TUESDAY, Sept. 15, 2020 (HealthDay News) -- COVID-19 is unlike other respiratory viruses known to humans, but in time it could evolve into a seasonal scourge like the flu.
That's according to a new report in which researchers lay out the case for a possible seasonal COVID.
The scenario depends on many unknowns, and assumes the new coronavirus will bend to weather factors. And that would not happen until enough people have been exposed to the virus -- or vaccinated -- to provide a level of herd immunity, the researchers said in their report in
the journal Frontiers in Public Health.
But they believe that endemic respiratory viruses -- including the flu and common coronaviruses that cause cold symptoms -- give hints as to what could happen with COVID.
All of those viruses have a seasonal variation, being susceptible to changes in weather patterns like temperature and humidity.
SARS-CoV-2 has yet to show any signs of seasonality. Cases in the United States soared during the hot summer months, in contrast to typical respiratory viruses that dissipate at that time.
But as more people are exposed to SARS-CoV-2, that pattern could change, according to report author Dr. Hassan Zaraket, of American University of Beirut in Lebanon.
"We think it's highly likely, given what we know so far, COVID-19 will eventually become seasonal, like other coronaviruses," he said in a journal news release.
However, infectious disease experts cautioned that if one thing is certain about COVID, it's that the disease is full of surprises.
The notion of a seasonal COVID is a "reasonable conjecture," said Dr.
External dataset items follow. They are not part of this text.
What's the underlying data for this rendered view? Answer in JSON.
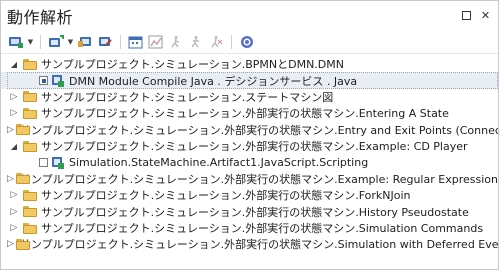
{
  "window": {
    "title": "動作解析"
  },
  "toolbar": {
    "buttons": [
      {
        "name": "simulate-icon"
      },
      {
        "name": "add-analyzer-icon"
      },
      {
        "name": "script-icon"
      },
      {
        "name": "calendar-icon"
      },
      {
        "name": "edit-script-icon"
      },
      {
        "name": "run-icon"
      },
      {
        "name": "debug-run-icon"
      },
      {
        "name": "stop-run-icon"
      },
      {
        "name": "help-icon"
      }
    ]
  },
  "tree": {
    "rows": [
      {
        "label": "サンプルプロジェクト.シミュレーション.BPMNとDMN.DMN",
        "expanded": true
      },
      {
        "label": "DMN Module Compile Java . デシジョンサービス . Java",
        "child": true,
        "selected": true,
        "checked": true
      },
      {
        "label": "サンプルプロジェクト.シミュレーション.ステートマシン図",
        "expanded": false
      },
      {
        "label": "サンプルプロジェクト.シミュレーション.外部実行の状態マシン.Entering A State",
        "expanded": false
      },
      {
        "label": "サンプルプロジェクト.シミュレーション.外部実行の状態マシン.Entry and Exit Points (Connection Point References)",
        "expanded": false
      },
      {
        "label": "サンプルプロジェクト.シミュレーション.外部実行の状態マシン.Example: CD Player",
        "expanded": true
      },
      {
        "label": "Simulation.StateMachine.Artifact1.JavaScript.Scripting",
        "child": true,
        "selected": false,
        "checked": false
      },
      {
        "label": "サンプルプロジェクト.シミュレーション.外部実行の状態マシン.Example: Regular Expression Parser",
        "expanded": false
      },
      {
        "label": "サンプルプロジェクト.シミュレーション.外部実行の状態マシン.ForkNJoin",
        "expanded": false
      },
      {
        "label": "サンプルプロジェクト.シミュレーション.外部実行の状態マシン.History Pseudostate",
        "expanded": false
      },
      {
        "label": "サンプルプロジェクト.シミュレーション.外部実行の状態マシン.Simulation Commands",
        "expanded": false
      },
      {
        "label": "サンプルプロジェクト.シミュレーション.外部実行の状態マシン.Simulation with Deferred Event",
        "expanded": false
      }
    ]
  }
}
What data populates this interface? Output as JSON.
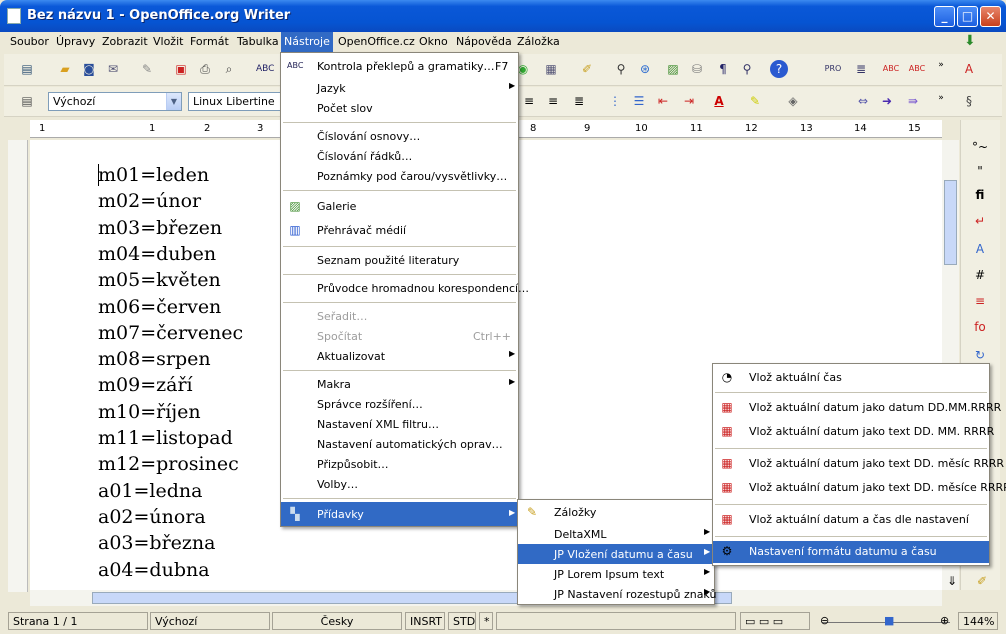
{
  "window": {
    "title": "Bez názvu 1 - OpenOffice.org Writer",
    "min": "_",
    "max": "□",
    "close": "✕"
  },
  "menubar": [
    "Soubor",
    "Úpravy",
    "Zobrazit",
    "Vložit",
    "Formát",
    "Tabulka",
    "Nástroje",
    "OpenOffice.cz",
    "Okno",
    "Nápověda",
    "Záložka"
  ],
  "formatting": {
    "style": "Výchozí",
    "font": "Linux Libertine"
  },
  "ruler": [
    "1",
    "1",
    "2",
    "3",
    "8",
    "9",
    "10",
    "11",
    "12",
    "13",
    "14",
    "15"
  ],
  "document_lines": [
    "m01=leden",
    "m02=únor",
    "m03=březen",
    "m04=duben",
    "m05=květen",
    "m06=červen",
    "m07=červenec",
    "m08=srpen",
    "m09=září",
    "m10=říjen",
    "m11=listopad",
    "m12=prosinec",
    "a01=ledna",
    "a02=února",
    "a03=března",
    "a04=dubna"
  ],
  "tools_menu": {
    "items": [
      {
        "label": "Kontrola překlepů a gramatiky…",
        "shortcut": "F7",
        "icon": "spellcheck-icon"
      },
      {
        "label": "Jazyk",
        "submenu": true
      },
      {
        "label": "Počet slov"
      },
      {
        "label": "Číslování osnovy…"
      },
      {
        "label": "Číslování řádků…"
      },
      {
        "label": "Poznámky pod čarou/vysvětlivky…"
      },
      {
        "label": "Galerie",
        "icon": "gallery-icon"
      },
      {
        "label": "Přehrávač médií",
        "icon": "media-player-icon"
      },
      {
        "label": "Seznam použité literatury"
      },
      {
        "label": "Průvodce hromadnou korespondencí…"
      },
      {
        "label": "Seřadit…",
        "disabled": true
      },
      {
        "label": "Spočítat",
        "shortcut": "Ctrl++",
        "disabled": true
      },
      {
        "label": "Aktualizovat",
        "submenu": true
      },
      {
        "label": "Makra",
        "submenu": true
      },
      {
        "label": "Správce rozšíření…"
      },
      {
        "label": "Nastavení XML filtru…"
      },
      {
        "label": "Nastavení automatických oprav…"
      },
      {
        "label": "Přizpůsobit…"
      },
      {
        "label": "Volby…"
      },
      {
        "label": "Přídavky",
        "submenu": true,
        "icon": "addons-icon"
      }
    ]
  },
  "addons_menu": {
    "items": [
      {
        "label": "Záložky",
        "icon": "bookmarks-icon"
      },
      {
        "label": "DeltaXML",
        "submenu": true
      },
      {
        "label": "JP Vložení datumu a času",
        "submenu": true
      },
      {
        "label": "JP Lorem Ipsum text",
        "submenu": true
      },
      {
        "label": "JP Nastavení rozestupů znaků",
        "submenu": true
      }
    ]
  },
  "date_menu": {
    "items": [
      {
        "label": "Vlož aktuální čas",
        "icon": "clock-icon"
      },
      {
        "label": "Vlož aktuální datum jako datum DD.MM.RRRR",
        "icon": "calendar-icon"
      },
      {
        "label": "Vlož aktuální datum jako text DD. MM. RRRR",
        "icon": "calendar-icon"
      },
      {
        "label": "Vlož aktuální datum jako text DD. měsíc RRRR",
        "icon": "calendar-icon"
      },
      {
        "label": "Vlož aktuální datum jako text DD. měsíce RRRR",
        "icon": "calendar-icon"
      },
      {
        "label": "Vlož aktuální datum a čas dle nastavení",
        "icon": "calendar-icon"
      },
      {
        "label": "Nastavení formátu datumu a času",
        "icon": "settings-icon"
      }
    ]
  },
  "statusbar": {
    "page": "Strana 1 / 1",
    "style": "Výchozí",
    "language": "Česky",
    "mode": "INSRT",
    "sel": "STD",
    "mod": "*",
    "zoom": "144%"
  }
}
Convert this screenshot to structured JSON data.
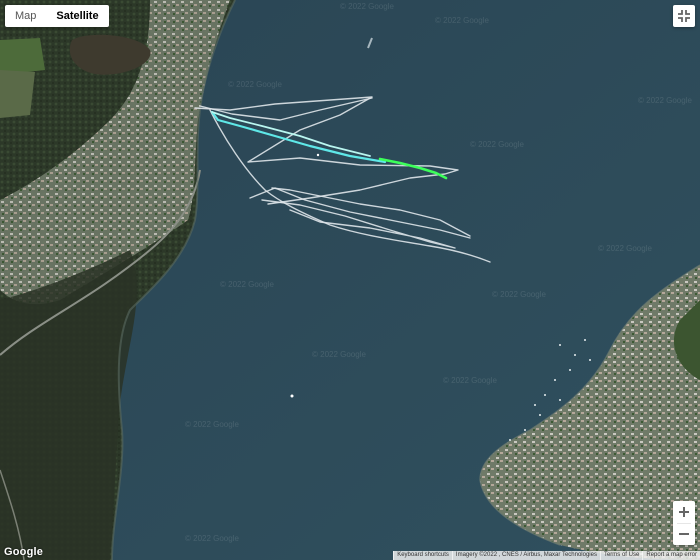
{
  "map_type": {
    "buttons": [
      {
        "label": "Map",
        "active": false
      },
      {
        "label": "Satellite",
        "active": true
      }
    ]
  },
  "controls": {
    "fullscreen_icon": "fullscreen-exit-icon",
    "zoom_in_icon": "plus-icon",
    "zoom_out_icon": "minus-icon"
  },
  "logo": "Google",
  "watermark_text": "© 2022 Google",
  "attribution": {
    "shortcuts": "Keyboard shortcuts",
    "imagery": "Imagery ©2022 , CNES / Airbus, Maxar Technologies",
    "terms": "Terms of Use",
    "report": "Report a map error"
  },
  "colors": {
    "water": "#2b4a5a",
    "land_dark": "#2f3b2c",
    "track_white": "#dfe6ea",
    "track_cyan": "#5fe8e8",
    "track_green": "#3cff5a"
  }
}
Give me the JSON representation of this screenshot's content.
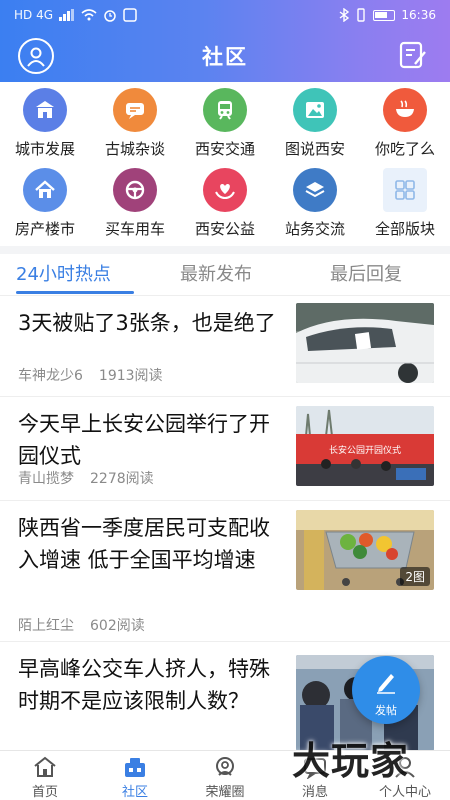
{
  "status_bar": {
    "left": "HD 4G",
    "time": "16:36"
  },
  "header": {
    "title": "社区"
  },
  "categories": [
    {
      "label": "城市发展",
      "icon": "city-gate-icon",
      "color": "#5b7fe6"
    },
    {
      "label": "古城杂谈",
      "icon": "chat-bubble-icon",
      "color": "#f08a3c"
    },
    {
      "label": "西安交通",
      "icon": "train-icon",
      "color": "#59b75d"
    },
    {
      "label": "图说西安",
      "icon": "picture-icon",
      "color": "#3fc4b8"
    },
    {
      "label": "你吃了么",
      "icon": "bowl-icon",
      "color": "#f05a3c"
    },
    {
      "label": "房产楼市",
      "icon": "house-icon",
      "color": "#5b8ee8"
    },
    {
      "label": "买车用车",
      "icon": "steering-wheel-icon",
      "color": "#a0427a"
    },
    {
      "label": "西安公益",
      "icon": "heart-hands-icon",
      "color": "#e8455f"
    },
    {
      "label": "站务交流",
      "icon": "layers-icon",
      "color": "#3f7bc6"
    },
    {
      "label": "全部版块",
      "icon": "grid-icon",
      "color": "#8fb8e8"
    }
  ],
  "tabs": [
    "24小时热点",
    "最新发布",
    "最后回复"
  ],
  "feed": [
    {
      "title": "3天被贴了3张条，也是绝了",
      "author": "车神龙少6",
      "reads": "1913阅读",
      "image_count": ""
    },
    {
      "title": "今天早上长安公园举行了开园仪式",
      "author": "青山揽梦",
      "reads": "2278阅读",
      "image_count": ""
    },
    {
      "title": "陕西省一季度居民可支配收入增速 低于全国平均增速",
      "author": "陌上红尘",
      "reads": "602阅读",
      "image_count": "2图"
    },
    {
      "title": "早高峰公交车人挤人，特殊时期不是应该限制人数？",
      "author": "",
      "reads": "",
      "image_count": ""
    }
  ],
  "thumb_banner_text": "长安公园开园仪式",
  "fab": {
    "label": "发帖"
  },
  "bottom_nav": [
    {
      "label": "首页",
      "icon": "home-icon"
    },
    {
      "label": "社区",
      "icon": "community-icon"
    },
    {
      "label": "荣耀圈",
      "icon": "honor-circle-icon"
    },
    {
      "label": "消息",
      "icon": "message-icon"
    },
    {
      "label": "个人中心",
      "icon": "person-icon"
    }
  ],
  "watermark": "大玩家",
  "colors": {
    "accent": "#3a7fe3",
    "header_start": "#3b7ff1",
    "header_end": "#9d7cf0"
  }
}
Aaron Glatt, a spokesperson for the Infectious Diseases Society of America.
"But there is currently no evidence for or against it," said Glatt, who also chairs the department of medicine at Mount Sinai South Nassau in Oceanside, N.Y.
It's true that most respiratory viruses have well-established seasonal patterns. In temperate climates, Zaraket writes, they peak in winter and early spring, when the air is colder and less humid. In the tropics, meanwhile, many respiratory viruses circulate year-round, then spike during certain months.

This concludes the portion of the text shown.